Gilbert won a string of wrestling trophies for Pacific and went on to lead the University to the 1904 Oregon state collegiate track championship, defeating teams from both the University of Oregon and Oregon State University. He transferred to Yale in 1904 to pursue a medical degree, which he felt would help him become a better coach. He continued to excel in athletics and in 1906 became only the fourth athlete to earn his "Y" in two sports.

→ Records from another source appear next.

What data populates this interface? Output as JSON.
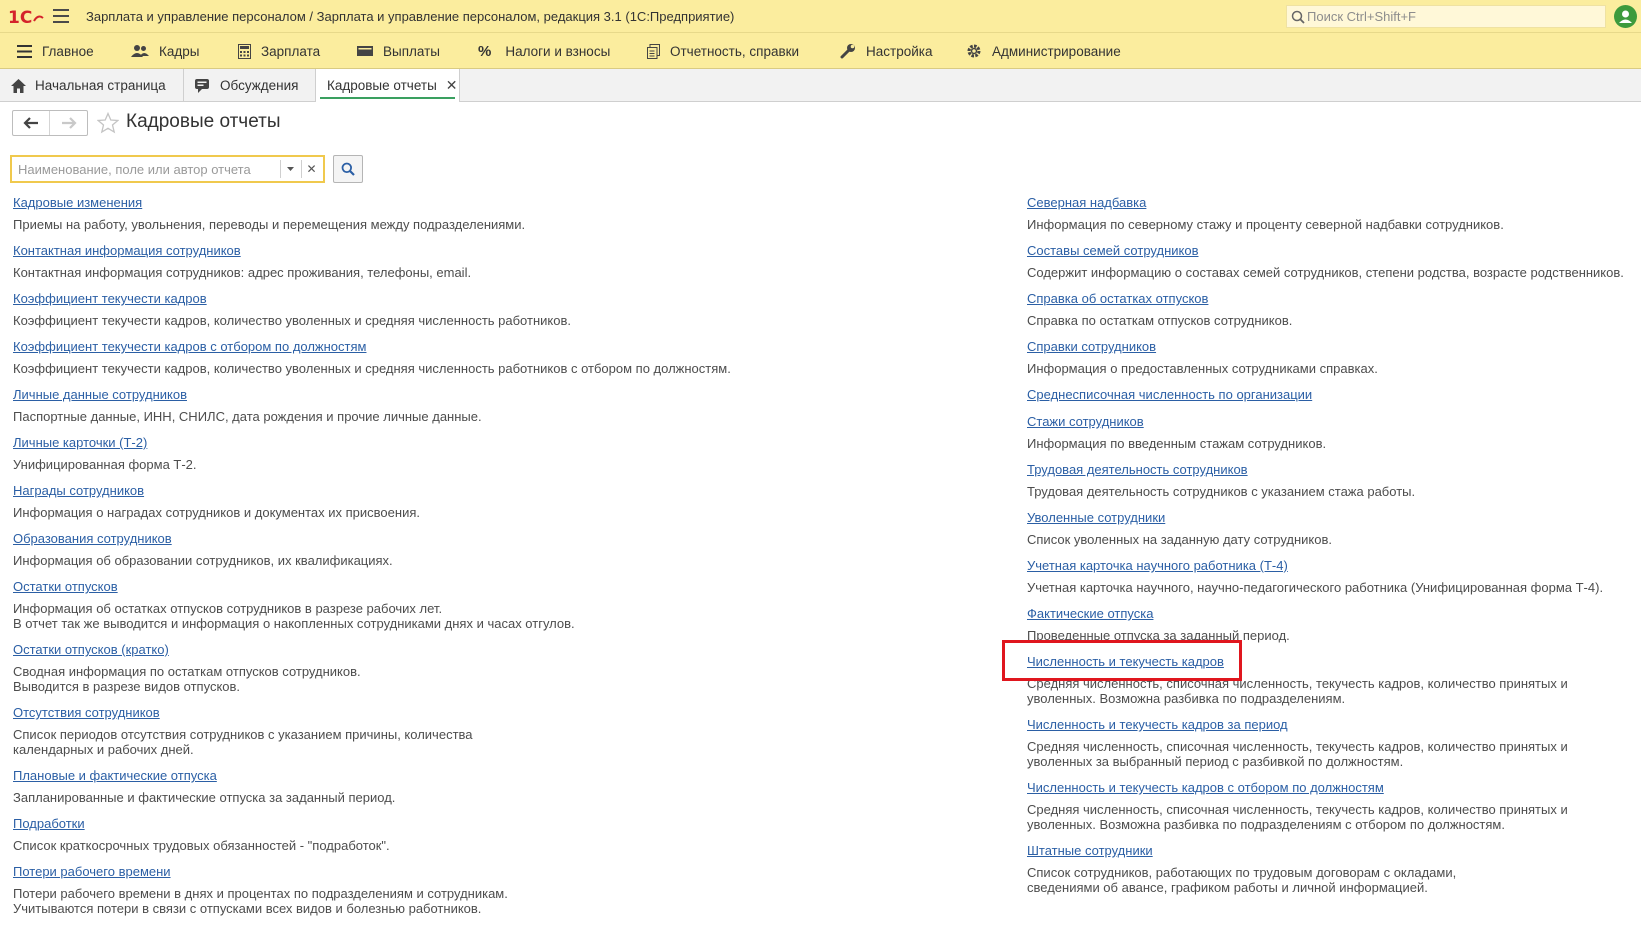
{
  "app": {
    "title": "Зарплата и управление персоналом / Зарплата и управление персоналом, редакция 3.1  (1С:Предприятие)",
    "search_placeholder": "Поиск Ctrl+Shift+F"
  },
  "menu": [
    "Главное",
    "Кадры",
    "Зарплата",
    "Выплаты",
    "Налоги и взносы",
    "Отчетность, справки",
    "Настройка",
    "Администрирование"
  ],
  "tabs": [
    "Начальная страница",
    "Обсуждения",
    "Кадровые отчеты"
  ],
  "page": {
    "title": "Кадровые отчеты",
    "search_placeholder": "Наименование, поле или автор отчета"
  },
  "reports_left": [
    {
      "name": "Кадровые изменения",
      "desc": [
        "Приемы на работу, увольнения, переводы и перемещения между подразделениями."
      ]
    },
    {
      "name": "Контактная информация сотрудников",
      "desc": [
        "Контактная информация сотрудников: адрес проживания, телефоны, email."
      ]
    },
    {
      "name": "Коэффициент текучести кадров",
      "desc": [
        "Коэффициент текучести кадров, количество уволенных и средняя численность работников."
      ]
    },
    {
      "name": "Коэффициент текучести кадров с отбором по должностям",
      "desc": [
        "Коэффициент текучести кадров, количество уволенных и средняя численность работников с отбором по должностям."
      ]
    },
    {
      "name": "Личные данные сотрудников",
      "desc": [
        "Паспортные данные, ИНН, СНИЛС, дата рождения и прочие личные данные."
      ]
    },
    {
      "name": "Личные карточки (Т-2)",
      "desc": [
        "Унифицированная форма Т-2."
      ]
    },
    {
      "name": "Награды сотрудников",
      "desc": [
        "Информация о наградах сотрудников и документах их присвоения."
      ]
    },
    {
      "name": "Образования сотрудников",
      "desc": [
        "Информация об образовании сотрудников, их квалификациях."
      ]
    },
    {
      "name": "Остатки отпусков",
      "desc": [
        "Информация об остатках отпусков сотрудников в разрезе рабочих лет.",
        "В отчет так же выводится и информация о накопленных сотрудниками днях и часах отгулов."
      ]
    },
    {
      "name": "Остатки отпусков (кратко)",
      "desc": [
        "Сводная информация по остаткам отпусков сотрудников.",
        "Выводится в разрезе видов отпусков."
      ]
    },
    {
      "name": "Отсутствия сотрудников",
      "desc": [
        "Список периодов отсутствия сотрудников с указанием причины, количества",
        "календарных и рабочих дней."
      ]
    },
    {
      "name": "Плановые и фактические отпуска",
      "desc": [
        "Запланированные и фактические отпуска за заданный период."
      ]
    },
    {
      "name": "Подработки",
      "desc": [
        "Список краткосрочных трудовых обязанностей - \"подработок\"."
      ]
    },
    {
      "name": "Потери рабочего времени",
      "desc": [
        "Потери рабочего времени в днях и процентах по подразделениям и сотрудникам.",
        "Учитываются потери в связи с отпусками всех видов и болезнью работников."
      ]
    }
  ],
  "reports_right": [
    {
      "name": "Северная надбавка",
      "desc": [
        "Информация по северному стажу и проценту северной надбавки сотрудников."
      ]
    },
    {
      "name": "Составы семей сотрудников",
      "desc": [
        "Содержит информацию о составах семей сотрудников, степени родства, возрасте родственников."
      ]
    },
    {
      "name": "Справка об остатках отпусков",
      "desc": [
        "Справка по остаткам отпусков сотрудников."
      ]
    },
    {
      "name": "Справки сотрудников",
      "desc": [
        "Информация о предоставленных сотрудниками справках."
      ]
    },
    {
      "name": "Среднесписочная численность по организации",
      "desc": []
    },
    {
      "name": "Стажи сотрудников",
      "desc": [
        "Информация по введенным стажам сотрудников."
      ]
    },
    {
      "name": "Трудовая деятельность сотрудников",
      "desc": [
        "Трудовая деятельность сотрудников с указанием стажа работы."
      ]
    },
    {
      "name": "Уволенные сотрудники",
      "desc": [
        "Список уволенных на заданную дату сотрудников."
      ]
    },
    {
      "name": "Учетная карточка научного работника (Т-4)",
      "desc": [
        "Учетная карточка научного, научно-педагогического работника (Унифицированная форма Т-4)."
      ]
    },
    {
      "name": "Фактические отпуска",
      "desc": [
        "Проведенные отпуска за заданный период."
      ]
    },
    {
      "name": "Численность и текучесть кадров",
      "desc": [
        "Средняя численность, списочная численность, текучесть кадров, количество принятых и",
        "уволенных. Возможна разбивка по подразделениям."
      ]
    },
    {
      "name": "Численность и текучесть кадров за период",
      "desc": [
        "Средняя численность, списочная численность, текучесть кадров, количество принятых и",
        "уволенных за выбранный период с разбивкой по должностям."
      ]
    },
    {
      "name": "Численность и текучесть кадров с отбором по должностям",
      "desc": [
        "Средняя численность, списочная численность, текучесть кадров, количество принятых и",
        "уволенных. Возможна разбивка по подразделениям с отбором по должностям."
      ]
    },
    {
      "name": "Штатные сотрудники",
      "desc": [
        "Список сотрудников, работающих по трудовым договорам с окладами,",
        "сведениями об авансе, графиком работы и личной информацией."
      ]
    }
  ],
  "colors": {
    "link": "#2b5fa5",
    "header": "#fbed9e",
    "highlight": "#e0161e"
  }
}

It was the inventive nature of his future fame, however, that nearly kept Gilbert from striking gold. Until that time, athletes vaulted with a rigid hickory pole with a six-inch metal spike that stuck into the ground. But when Gilbert took up the pole vault in Lewiston, Idaho, in the 1890s, there were no poles to be found. His first pole came from a split rail that he "appropriated" from a farmer's fence. "Since I didn't have a metal spike at the end of my pole, as they all did in those days, I dug a little hole in the ground at the base of the standards to slip my pole into," Gilbert said in his biography, The Man Who Lives In Paradise. "I don't think I had seen that done or even read about it, but it was the only thing for me under the circumstances."

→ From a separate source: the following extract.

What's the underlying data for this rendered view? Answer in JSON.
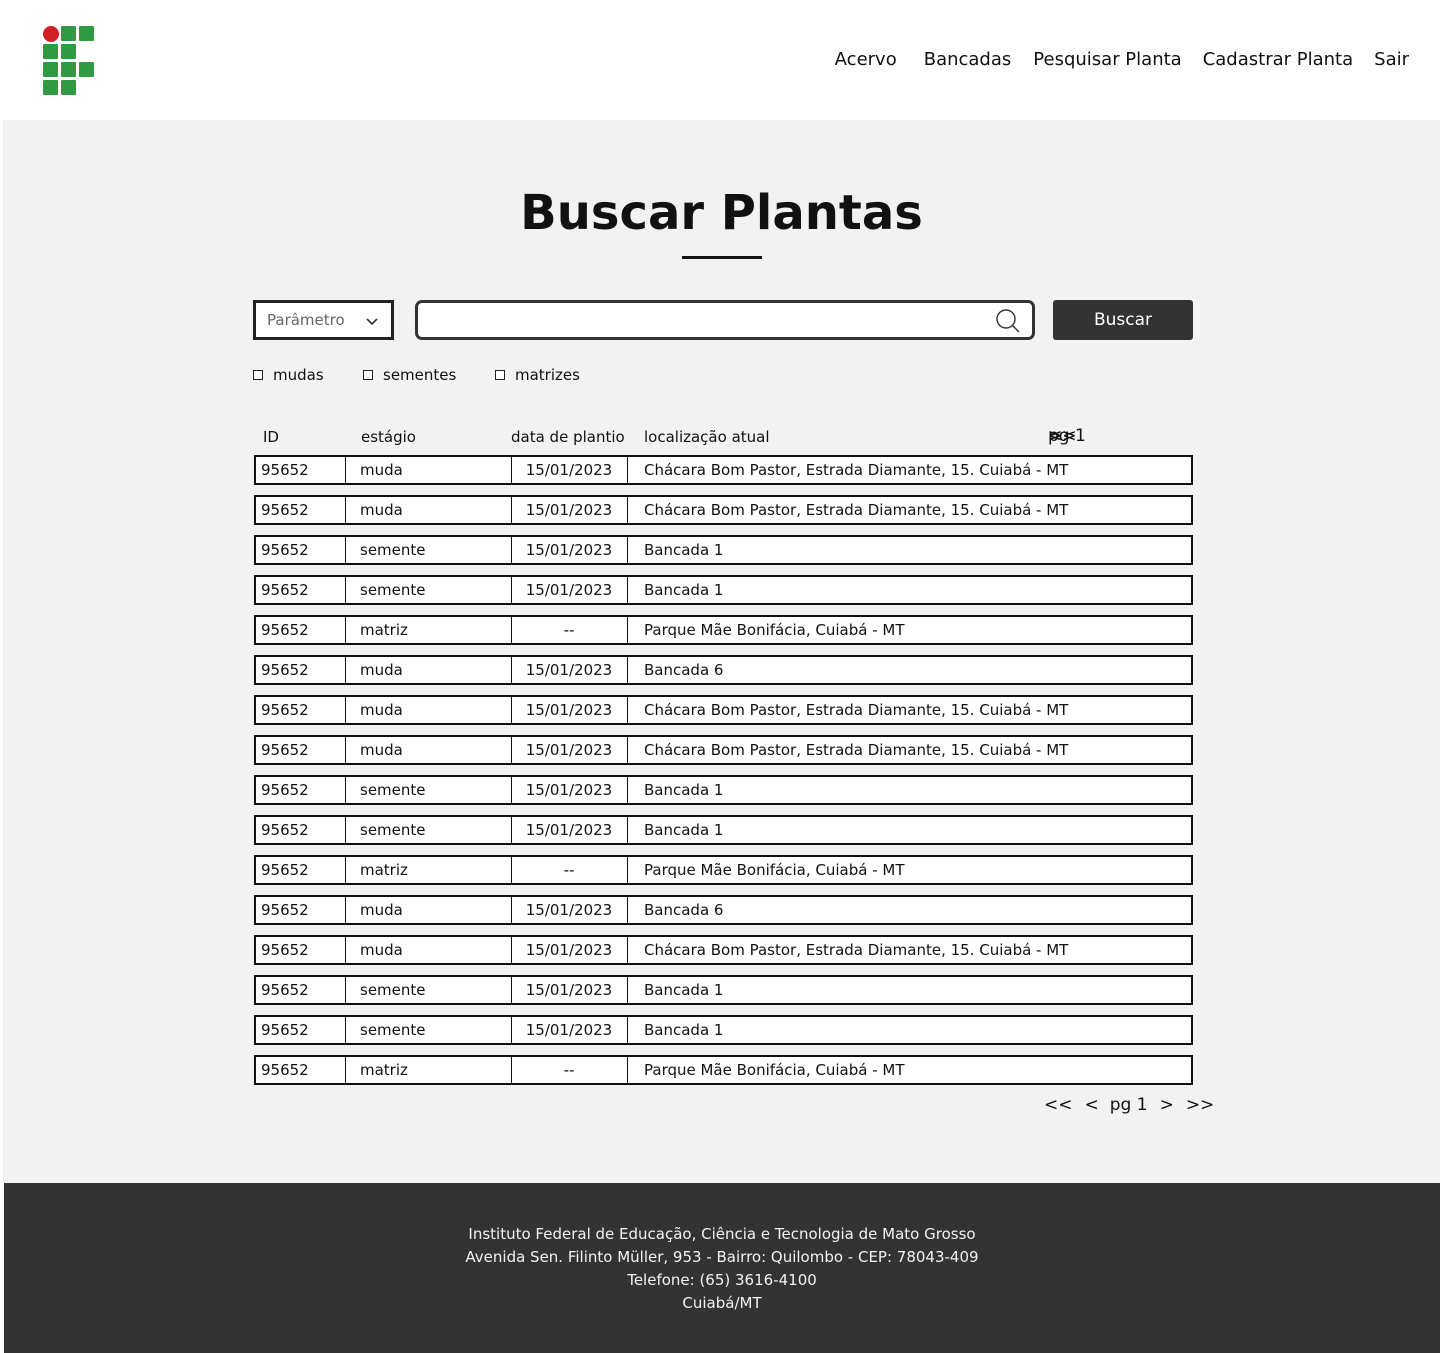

The flexible pole proved a record-smashing success. Gilbert set the world record in 1906, using a spikeless bamboo pole to vault 12 feet, 3 inches. In the 1908 Olympic trials, Gilbert set another world record of 12 feet, 7 inches, to earn a trip to the London Games. British Olympic officials, who had a perceived disdain of American athletic training, were not impressed with Gilbert's innovations. During the preliminaries, officials saw him using the spikeless pole and ruled it illegal, despite no official prohibitions against it. The next day, Gilbert was removed from the field and nearly banned from the competition after he was caught attempting to dig a small hole for his pole.
He was allowed to return, and went on to post the best mark of the finals at 12 feet, 2 inches using the spiked pole. It was another officials' decision, however, that soured the talented Gilbert on athletics. Despite having the best mark in the finals by an inch, the British ruled that Gilbert would share the medal with E.T. Cooke, another American. Cooke had vaulted the same height in the preliminaries, but had fallen badly in the finals.

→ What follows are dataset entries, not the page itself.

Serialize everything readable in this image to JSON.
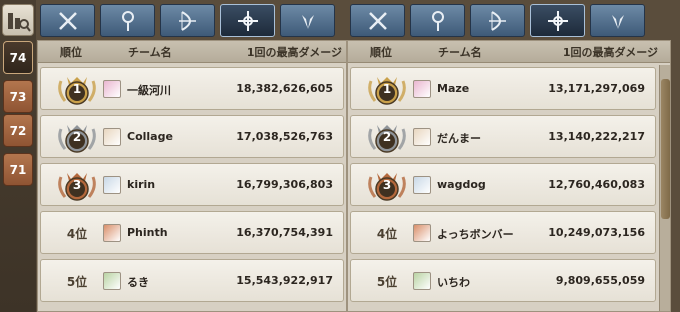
{
  "rounds": [
    "74",
    "73",
    "72",
    "71"
  ],
  "active_round": "74",
  "tabs": [
    {
      "icon": "swords-icon"
    },
    {
      "icon": "staff-icon"
    },
    {
      "icon": "bow-icon"
    },
    {
      "icon": "shield-cross-icon"
    },
    {
      "icon": "wings-icon"
    }
  ],
  "active_tab_index": 3,
  "header": {
    "rank": "順位",
    "team": "チーム名",
    "score": "1回の最高ダメージ"
  },
  "left": {
    "rows": [
      {
        "rank": "1",
        "name": "一級河川",
        "score": "18,382,626,605",
        "medal": "gold"
      },
      {
        "rank": "2",
        "name": "Collage",
        "score": "17,038,526,763",
        "medal": "silver"
      },
      {
        "rank": "3",
        "name": "kirin",
        "score": "16,799,306,803",
        "medal": "bronze"
      },
      {
        "rank": "4位",
        "name": "Phinth",
        "score": "16,370,754,391",
        "medal": ""
      },
      {
        "rank": "5位",
        "name": "るき",
        "score": "15,543,922,917",
        "medal": ""
      }
    ]
  },
  "right": {
    "rows": [
      {
        "rank": "1",
        "name": "Maze",
        "score": "13,171,297,069",
        "medal": "gold"
      },
      {
        "rank": "2",
        "name": "だんまー",
        "score": "13,140,222,217",
        "medal": "silver"
      },
      {
        "rank": "3",
        "name": "wagdog",
        "score": "12,760,460,083",
        "medal": "bronze"
      },
      {
        "rank": "4位",
        "name": "よっちボンバー",
        "score": "10,249,073,156",
        "medal": ""
      },
      {
        "rank": "5位",
        "name": "いちわ",
        "score": "9,809,655,059",
        "medal": ""
      }
    ]
  },
  "colors": {
    "gold": "#c9a04a",
    "silver": "#8f9499",
    "bronze": "#b3683c"
  }
}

Gilbert gave up on athletics upon his return to the U.S. After graduation, he started a business producing magic kits. The inventions that the A.C. Gilbert Company marketed, including the Erector Set and the American Flyer train line, went on to bring joy to millions of kids. He would work as a volunteer vaulting coach for Yale in future years, and in 1929 was named to the board of the America's track and field's governing body, the Amateur Athletic Union.
Ironically, Gilbert's pole and hole, which nearly cost him a medal, are standard equipment for the event today. Gilbert's bamboo pole has given way to even more flexible fiberglass poles. His hole in the ground became the forerunner to the modern vaulting box found in pole vault pits around the world.